EMMA PELTON: We counted almost 250,000 butterflies.
STEVE INSKEEP, HOST:
Pelton is a biologist with the Xerces Society for Invertebrate Conservation. Two hundred fifty thousand is a big number, and I, for one, would not want to be the person standing there counting. But Pelton finds some reassurance in it.
PELTON: In the last few years, we've seen the population do some pretty funky things and really crash. The population is about 5% of what it was in the 1980s.
MARTIN: In the 1980s, millions of monarchs flocked to the West Coast. Then, by 2020, their numbers had dropped to fewer than 2,000.
INSKEEP: Wow, that collapse may be linked to destruction of habitat or climate change, though to some extent, it's a mystery, just like their partial recovery.

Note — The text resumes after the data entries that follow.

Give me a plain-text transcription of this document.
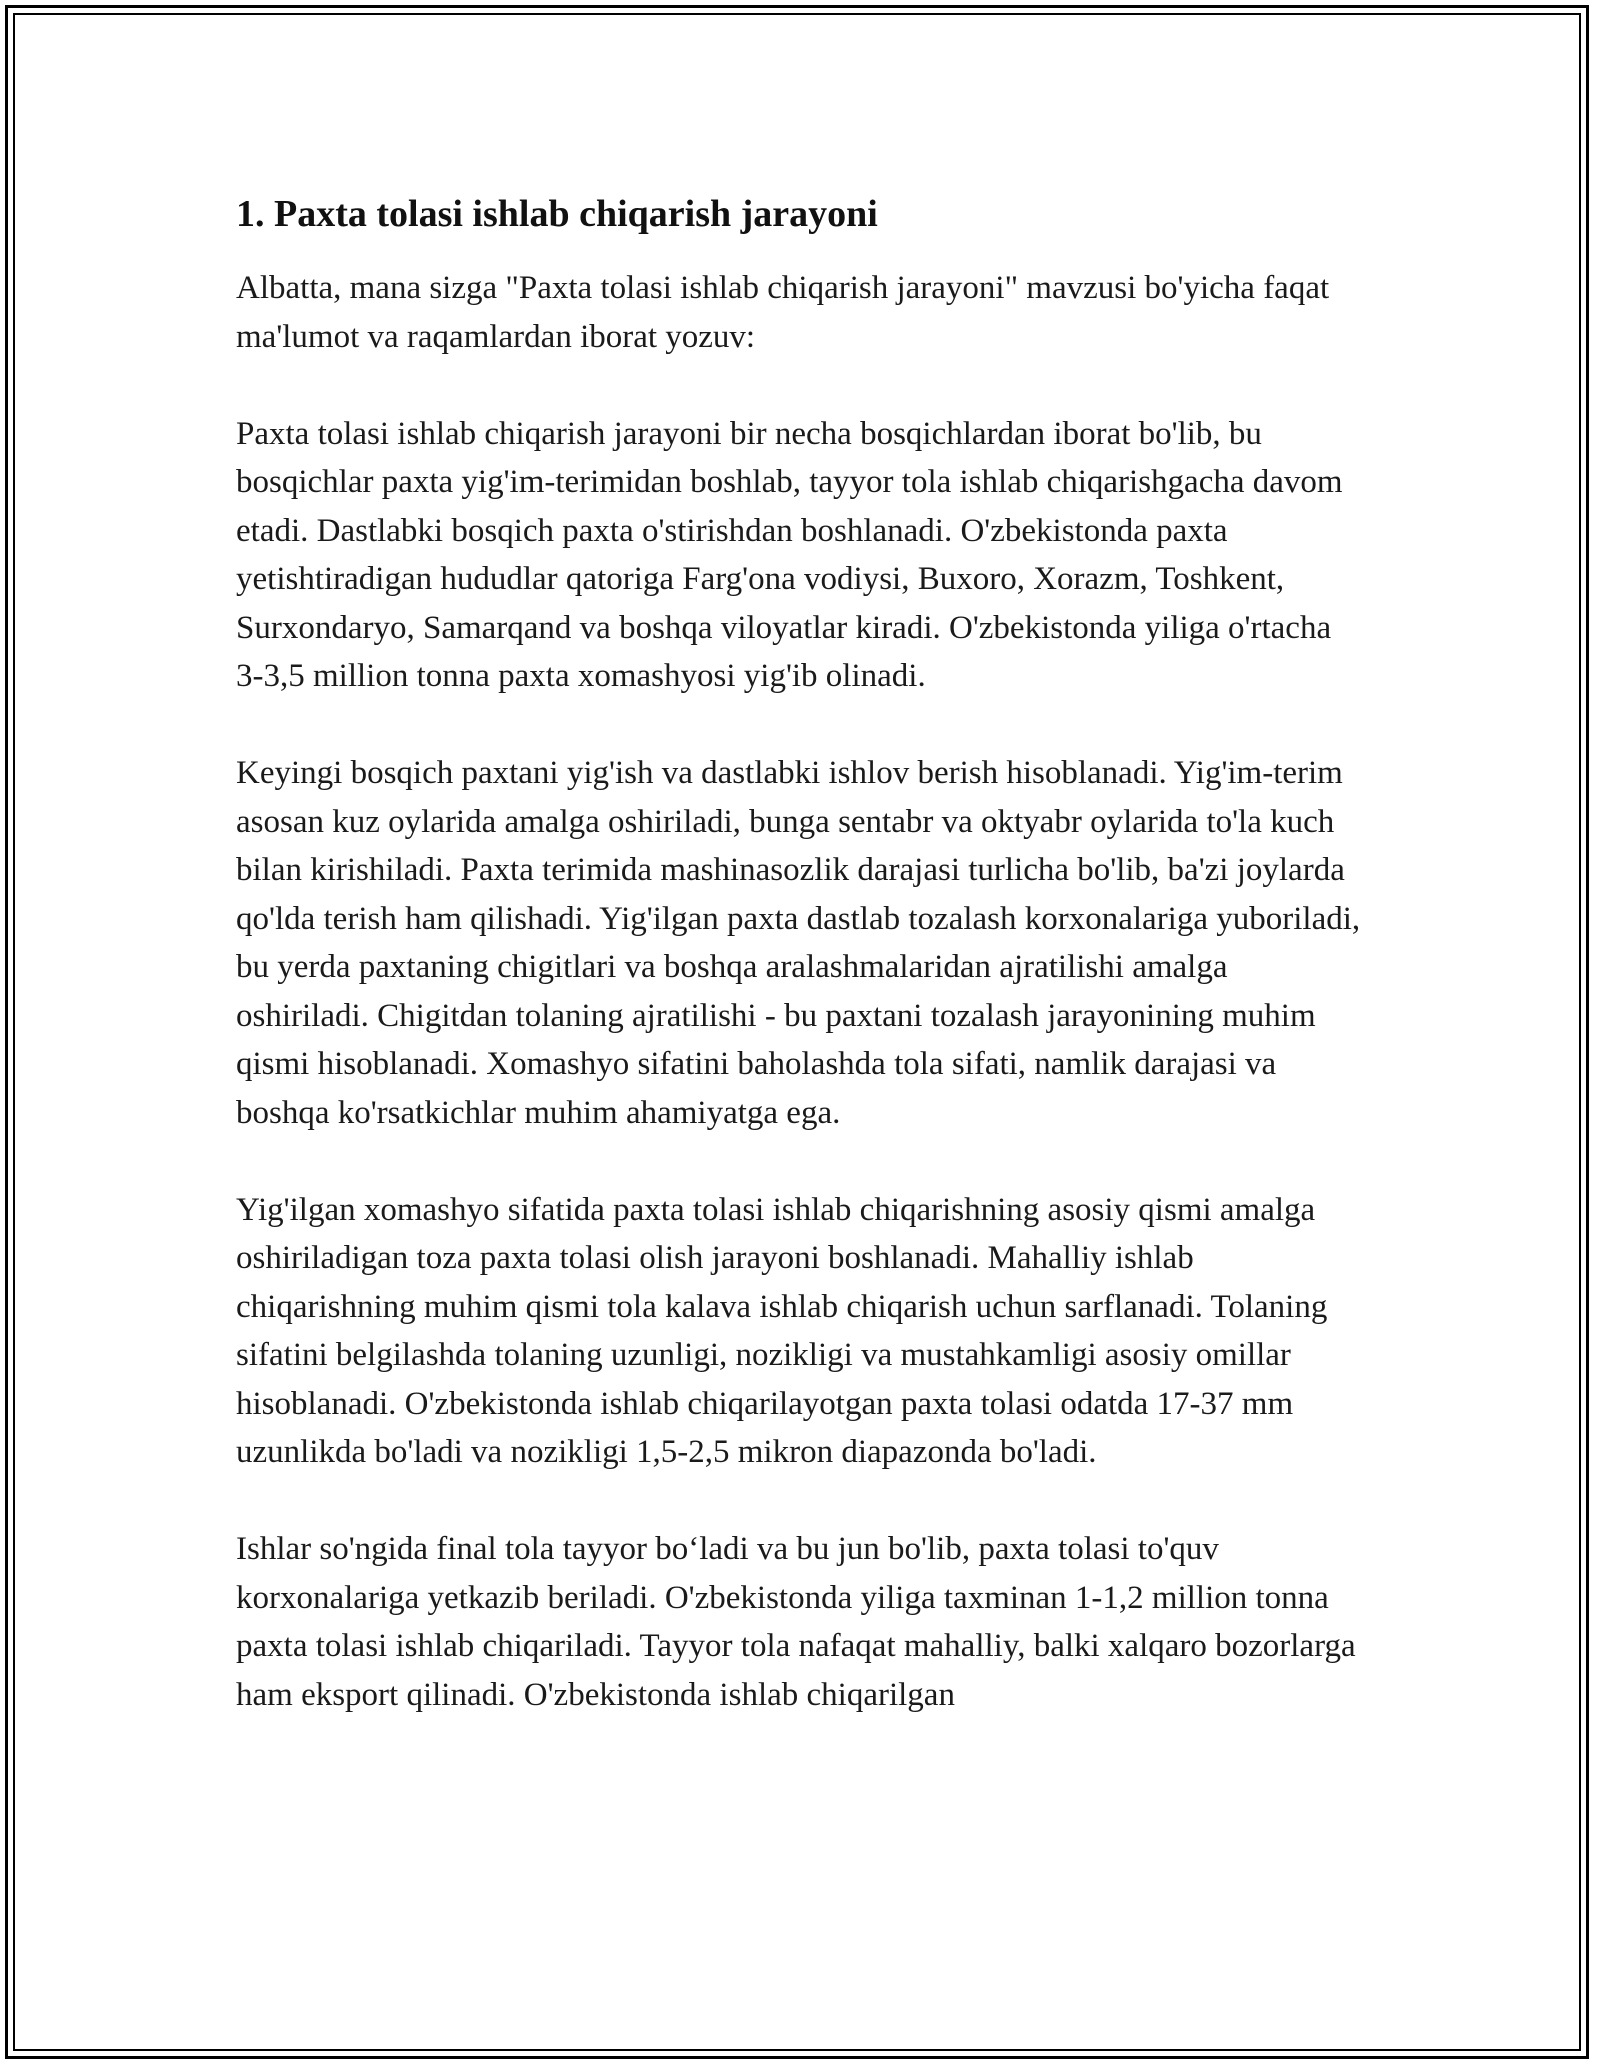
1. Paxta tolasi ishlab chiqarish jarayoni

Albatta, mana sizga "Paxta tolasi ishlab chiqarish jarayoni" mavzusi bo'yicha faqat ma'lumot va raqamlardan iborat yozuv:

Paxta tolasi ishlab chiqarish jarayoni bir necha bosqichlardan iborat bo'lib, bu bosqichlar paxta yig'im-terimidan boshlab, tayyor tola ishlab chiqarishgacha davom etadi. Dastlabki bosqich paxta o'stirishdan boshlanadi. O'zbekistonda paxta yetishtiradigan hududlar qatoriga Farg'ona vodiysi, Buxoro, Xorazm, Toshkent, Surxondaryo, Samarqand va boshqa viloyatlar kiradi. O'zbekistonda yiliga o'rtacha 3-3,5 million tonna paxta xomashyosi yig'ib olinadi.

Keyingi bosqich paxtani yig'ish va dastlabki ishlov berish hisoblanadi. Yig'im-terim asosan kuz oylarida amalga oshiriladi, bunga sentabr va oktyabr oylarida to'la kuch bilan kirishiladi. Paxta terimida mashinasozlik darajasi turlicha bo'lib, ba'zi joylarda qo'lda terish ham qilishadi. Yig'ilgan paxta dastlab tozalash korxonalariga yuboriladi, bu yerda paxtaning chigitlari va boshqa aralashmalaridan ajratilishi amalga oshiriladi. Chigitdan tolaning ajratilishi - bu paxtani tozalash jarayonining muhim qismi hisoblanadi. Xomashyo sifatini baholashda tola sifati, namlik darajasi va boshqa ko'rsatkichlar muhim ahamiyatga ega.

Yig'ilgan xomashyo sifatida paxta tolasi ishlab chiqarishning asosiy qismi amalga oshiriladigan toza paxta tolasi olish jarayoni boshlanadi. Mahalliy ishlab chiqarishning muhim qismi tola kalava ishlab chiqarish uchun sarflanadi. Tolaning sifatini belgilashda tolaning uzunligi, nozikligi va mustahkamligi asosiy omillar hisoblanadi. O'zbekistonda ishlab chiqarilayotgan paxta tolasi odatda 17-37 mm uzunlikda bo'ladi va nozikligi 1,5-2,5 mikron diapazonda bo'ladi.

Ishlar so'ngida final tola tayyor bo‘ladi va bu jun bo'lib, paxta tolasi to'quv korxonalariga yetkazib beriladi. O'zbekistonda yiliga taxminan 1-1,2 million tonna paxta tolasi ishlab chiqariladi. Tayyor tola nafaqat mahalliy, balki xalqaro bozorlarga ham eksport qilinadi. O'zbekistonda ishlab chiqarilgan
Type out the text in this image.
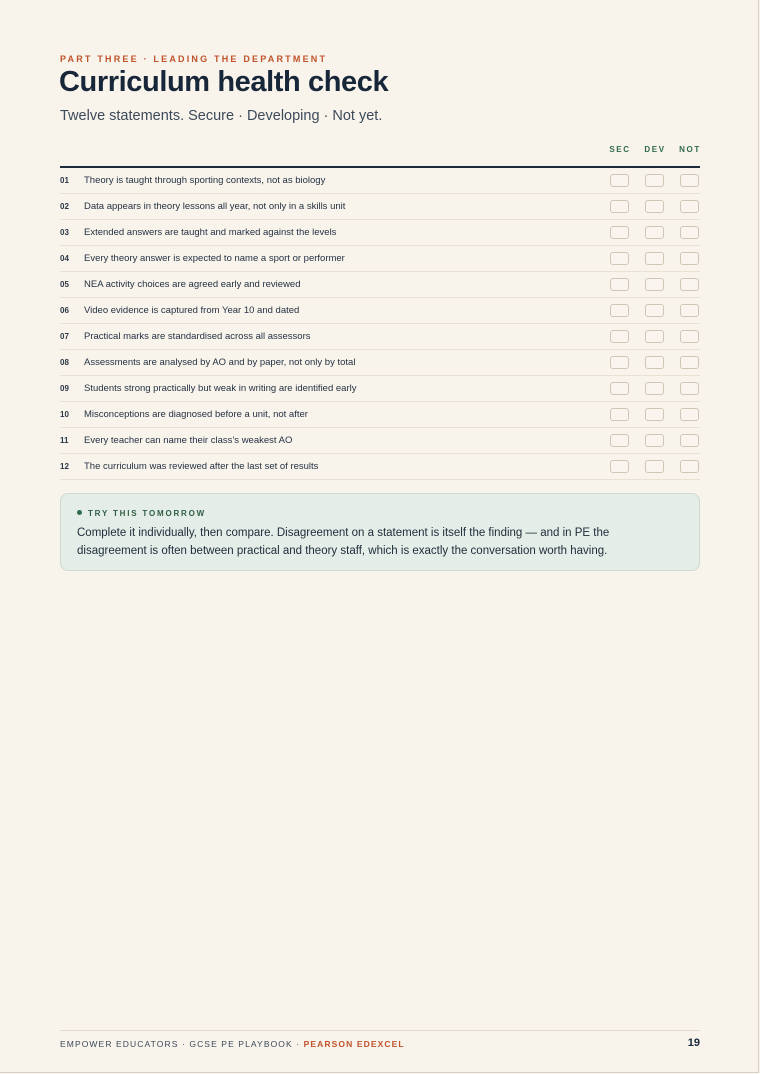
PART THREE · LEADING THE DEPARTMENT
Curriculum health check

Twelve statements. Secure · Developing · Not yet.

SEC	DEV	NOT
01 Theory is taught through sporting contexts, not as biology
02 Data appears in theory lessons all year, not only in a skills unit
03 Extended answers are taught and marked against the levels
04 Every theory answer is expected to name a sport or performer
05 NEA activity choices are agreed early and reviewed
06 Video evidence is captured from Year 10 and dated
07 Practical marks are standardised across all assessors
08 Assessments are analysed by AO and by paper, not only by total
09 Students strong practically but weak in writing are identified early
10 Misconceptions are diagnosed before a unit, not after
11 Every teacher can name their class’s weakest AO
12 The curriculum was reviewed after the last set of results
TRY THIS TOMORROW

Complete it individually, then compare. Disagreement on a statement is itself the finding — and in PE the disagreement is often between practical and theory staff, which is exactly the conversation worth having.

EMPOWER EDUCATORS · GCSE PE PLAYBOOK · PEARSON EDEXCEL	19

PELTON: We're not out of the woods yet, and one year of 250,000 butterflies is not recovery. Half a decade ago, this would not have been an impressive number of butterflies.
MARTIN: So while Pelton is pleased, she and others still want monarchs to be added to the endangered species list. She wants legal protections so some future generation can also witness the marvel of so many butterfly wings.